Le Conseil national de l'éthique a accédé au souhait de Frédéric Antonetti en demandant à l'arbitre Didier Falcone de participer à l'audition de l'entraîneur de Rennes, reportée au 22 février, puisque, comme annoncé, Antonetti ne s'est pas rendu lundi devant le CNE.
"Je me rendrai avec plaisir (devant le CNE) le 8 février mais à une seule condition: c'est que M. Falcone soit également présent. Sinon, je n'irai pas. Je vous le dis tout net. Ce que je souhaite, c'est m'expliquer avec lui", avait déclaré Antonetti.
Il a tenu promesse, et le CNE a annoncé lundi: "Il est demandé à M. Falcone d'être présent lors de cette audition".
M. Antonetti avait dénoncé "trois erreurs d'arbitrage et deux buts qui ne sont pas valables" après le revers de son équipe face à Sochaux (2-0), déplorant que l'arbitre ne puisse pas être "sanctionné" et puisse continuer "à exercer tranquillement".
Le CNE a par ailleurs annoncé les sanctions décidées lundi.
Le directeur général de Nice, Patrick Gouvernatori, "a été sanctionné d'un mois ferme de suspension de toute fonction officielle pour avoir tenu des propos injurieux envers les membres de la Commission supérieure d'appel de la
FFF (la Fédération)". Il les avait traité de "vieux croulants moralisateurs accrochés à leurs privilèges".
L'entraîneur de Nancy,
Pablo Correa, "pour avoir émis plusieurs déclarations publiques excessives", devra lui purger deux matches de suspension. Il avait notamment dit que "Lyon est arbitré différemment. Nous finirons par voler les matches aussi".

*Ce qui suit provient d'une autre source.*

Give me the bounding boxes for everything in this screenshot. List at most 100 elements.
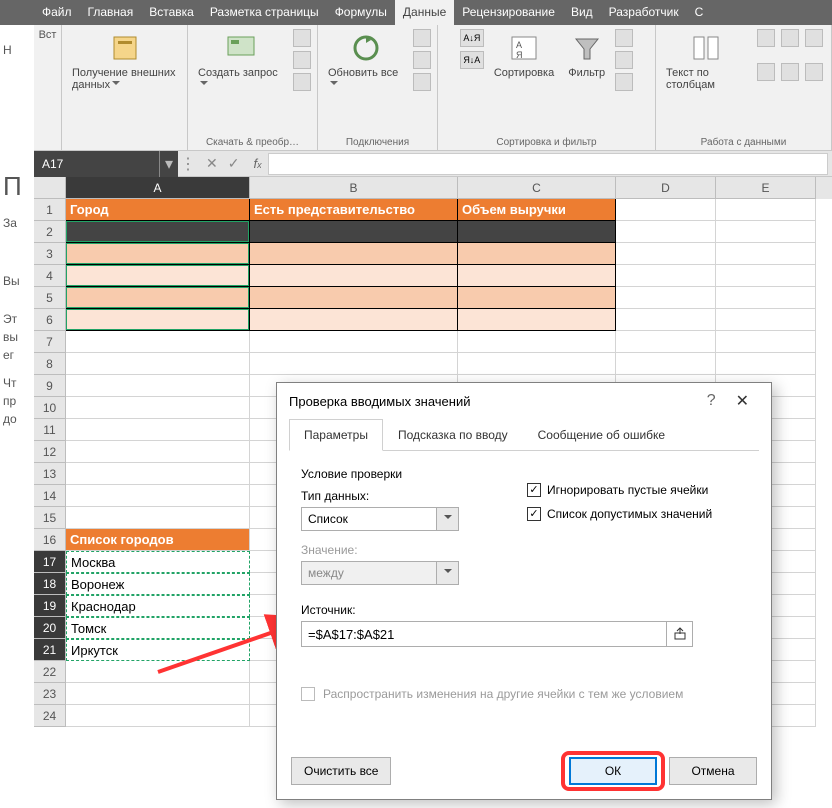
- tab-view[interactable]: Вид: [563, 0, 601, 25]
- dialog-title-bar[interactable]: Проверка вводимых значений ? ✕: [277, 383, 771, 419]
- row-header-11[interactable]: 11: [34, 419, 66, 441]
- cancel-button[interactable]: Отмена: [669, 757, 757, 785]
- name-box[interactable]: A17: [34, 151, 160, 177]
- cell-E7[interactable]: [716, 331, 816, 353]
- mini-btn-1[interactable]: [293, 29, 311, 47]
- tab-data[interactable]: Данные: [395, 0, 454, 25]
- col-header-d[interactable]: D: [616, 177, 716, 199]
- row-header-18[interactable]: 18: [34, 573, 66, 595]
- cell-A21[interactable]: Иркутск: [66, 639, 250, 661]
- row-header-13[interactable]: 13: [34, 463, 66, 485]
- cell-E5[interactable]: [716, 287, 816, 309]
- cell-B2[interactable]: [250, 221, 458, 243]
- cell-C1[interactable]: Объем выручки: [458, 199, 616, 221]
- advanced-filter-button[interactable]: [615, 73, 633, 91]
- relations-button[interactable]: [781, 63, 799, 81]
- cell-D6[interactable]: [616, 309, 716, 331]
- cell-D4[interactable]: [616, 265, 716, 287]
- row-header-8[interactable]: 8: [34, 353, 66, 375]
- tab-file[interactable]: Файл: [34, 0, 80, 25]
- cell-A10[interactable]: [66, 397, 250, 419]
- ignore-blank-checkbox[interactable]: ✓ Игнорировать пустые ячейки: [527, 483, 712, 497]
- col-header-e[interactable]: E: [716, 177, 816, 199]
- tab-review[interactable]: Рецензирование: [454, 0, 563, 25]
- cell-A13[interactable]: [66, 463, 250, 485]
- remove-dup-button[interactable]: [781, 29, 799, 47]
- cell-A23[interactable]: [66, 683, 250, 705]
- get-external-data-button[interactable]: Получение внешних данных: [68, 29, 181, 93]
- clear-filter-button[interactable]: [615, 29, 633, 47]
- cell-A4[interactable]: [66, 265, 250, 287]
- cell-D2[interactable]: [616, 221, 716, 243]
- mini-conn-2[interactable]: [413, 51, 431, 69]
- name-box-dropdown[interactable]: ▾: [160, 151, 178, 177]
- row-header-19[interactable]: 19: [34, 595, 66, 617]
- tab-home[interactable]: Главная: [80, 0, 142, 25]
- cell-C6[interactable]: [458, 309, 616, 331]
- cell-E4[interactable]: [716, 265, 816, 287]
- cell-C2[interactable]: [458, 221, 616, 243]
- cell-C5[interactable]: [458, 287, 616, 309]
- cell-C3[interactable]: [458, 243, 616, 265]
- row-header-10[interactable]: 10: [34, 397, 66, 419]
- cell-D7[interactable]: [616, 331, 716, 353]
- cell-C8[interactable]: [458, 353, 616, 375]
- row-header-6[interactable]: 6: [34, 309, 66, 331]
- cell-E1[interactable]: [716, 199, 816, 221]
- cell-D8[interactable]: [616, 353, 716, 375]
- cell-A7[interactable]: [66, 331, 250, 353]
- cell-A1[interactable]: Город: [66, 199, 250, 221]
- tab-more[interactable]: С: [687, 0, 712, 25]
- col-header-a[interactable]: A: [66, 177, 250, 199]
- cell-A6[interactable]: [66, 309, 250, 331]
- refresh-all-button[interactable]: Обновить все: [324, 29, 407, 93]
- cell-B1[interactable]: Есть представительство: [250, 199, 458, 221]
- cell-A19[interactable]: Краснодар: [66, 595, 250, 617]
- cell-B6[interactable]: [250, 309, 458, 331]
- range-picker-icon[interactable]: [666, 622, 692, 646]
- source-input[interactable]: [302, 627, 666, 642]
- mini-conn-1[interactable]: [413, 29, 431, 47]
- row-header-23[interactable]: 23: [34, 683, 66, 705]
- close-icon[interactable]: ✕: [726, 391, 759, 411]
- cell-A16[interactable]: Список городов: [66, 529, 250, 551]
- text-to-columns-button[interactable]: Текст по столбцам: [662, 29, 749, 93]
- row-header-16[interactable]: 16: [34, 529, 66, 551]
- formula-input[interactable]: [268, 153, 828, 175]
- tab-parameters[interactable]: Параметры: [289, 419, 383, 451]
- cell-B7[interactable]: [250, 331, 458, 353]
- cell-B5[interactable]: [250, 287, 458, 309]
- row-header-3[interactable]: 3: [34, 243, 66, 265]
- row-header-7[interactable]: 7: [34, 331, 66, 353]
- row-header-14[interactable]: 14: [34, 485, 66, 507]
- row-header-2[interactable]: 2: [34, 221, 66, 243]
- sort-asc-button[interactable]: А↓Я: [460, 29, 484, 47]
- row-header-21[interactable]: 21: [34, 639, 66, 661]
- cell-A5[interactable]: [66, 287, 250, 309]
- enter-formula-icon[interactable]: ✓: [228, 155, 240, 172]
- mini-btn-2[interactable]: [293, 51, 311, 69]
- sort-desc-button[interactable]: Я↓А: [460, 51, 484, 69]
- ok-button[interactable]: ОК: [569, 757, 657, 785]
- cell-E3[interactable]: [716, 243, 816, 265]
- cell-B8[interactable]: [250, 353, 458, 375]
- type-combobox[interactable]: Список: [301, 507, 459, 531]
- cell-A14[interactable]: [66, 485, 250, 507]
- tab-formulas[interactable]: Формулы: [327, 0, 395, 25]
- row-header-17[interactable]: 17: [34, 551, 66, 573]
- in-cell-dropdown-checkbox[interactable]: ✓ Список допустимых значений: [527, 507, 712, 521]
- tab-developer[interactable]: Разработчик: [601, 0, 687, 25]
- row-header-9[interactable]: 9: [34, 375, 66, 397]
- cell-A24[interactable]: [66, 705, 250, 727]
- cancel-formula-icon[interactable]: ✕: [206, 155, 218, 172]
- row-header-12[interactable]: 12: [34, 441, 66, 463]
- tab-page-layout[interactable]: Разметка страницы: [202, 0, 327, 25]
- tab-error-alert[interactable]: Сообщение об ошибке: [523, 419, 680, 450]
- cell-C7[interactable]: [458, 331, 616, 353]
- select-all-corner[interactable]: [34, 177, 66, 199]
- clear-all-button[interactable]: Очистить все: [291, 757, 391, 785]
- cell-B3[interactable]: [250, 243, 458, 265]
- cell-D1[interactable]: [616, 199, 716, 221]
- tab-insert[interactable]: Вставка: [141, 0, 202, 25]
- cell-A18[interactable]: Воронеж: [66, 573, 250, 595]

Michel Seydoux, président de Lille, a écopé de deux mois avec sursis "pour ses propos blessants à l'encontre des instances de la Fédération française". Il avait parlé "d'amateurisme criard et d'incompétence".
Le président niçois
Gilbert Stellardo a reçu un mois avec sursis pour "ses propos excessifs envers l'arbitrage". M. Stellardo avait estimé qu'il y avait "une volonté d'arbitrer à charge contre Nice".
Un "rappel aux devoirs de sa charge" a été adressé à
René Girard, entraîneur de Montpellier, qui avait parlé "d'un arbitrage pour les grands, un pour les petits". Son gardien de but Geoffrey Jourdren a lui écopé d'un match de suspension avec sursis pour avoir également évoqué les différences entre "grands clubs et petits", "des propos excessifs" selon le CNE.
En L2,
Victor Zvunka, entraîneur de Guingamp, "devra effectuer une action pédagogique organisée par la Ligue régionale" ou "purger deux matchs de suspension ferme" pour des "propos blessants à l'encontre des instances de la Ligue" (LFP). "Ce sont des ânes", avait-il dit.
Jean-Michel Cavalli, entraîneur de Nîmes (L2), et Jean-Pierre Caillot, président du
Stade de Reims (Nat), seront également auditionnés le 22 février pour "leurs récentes déclarations publiques".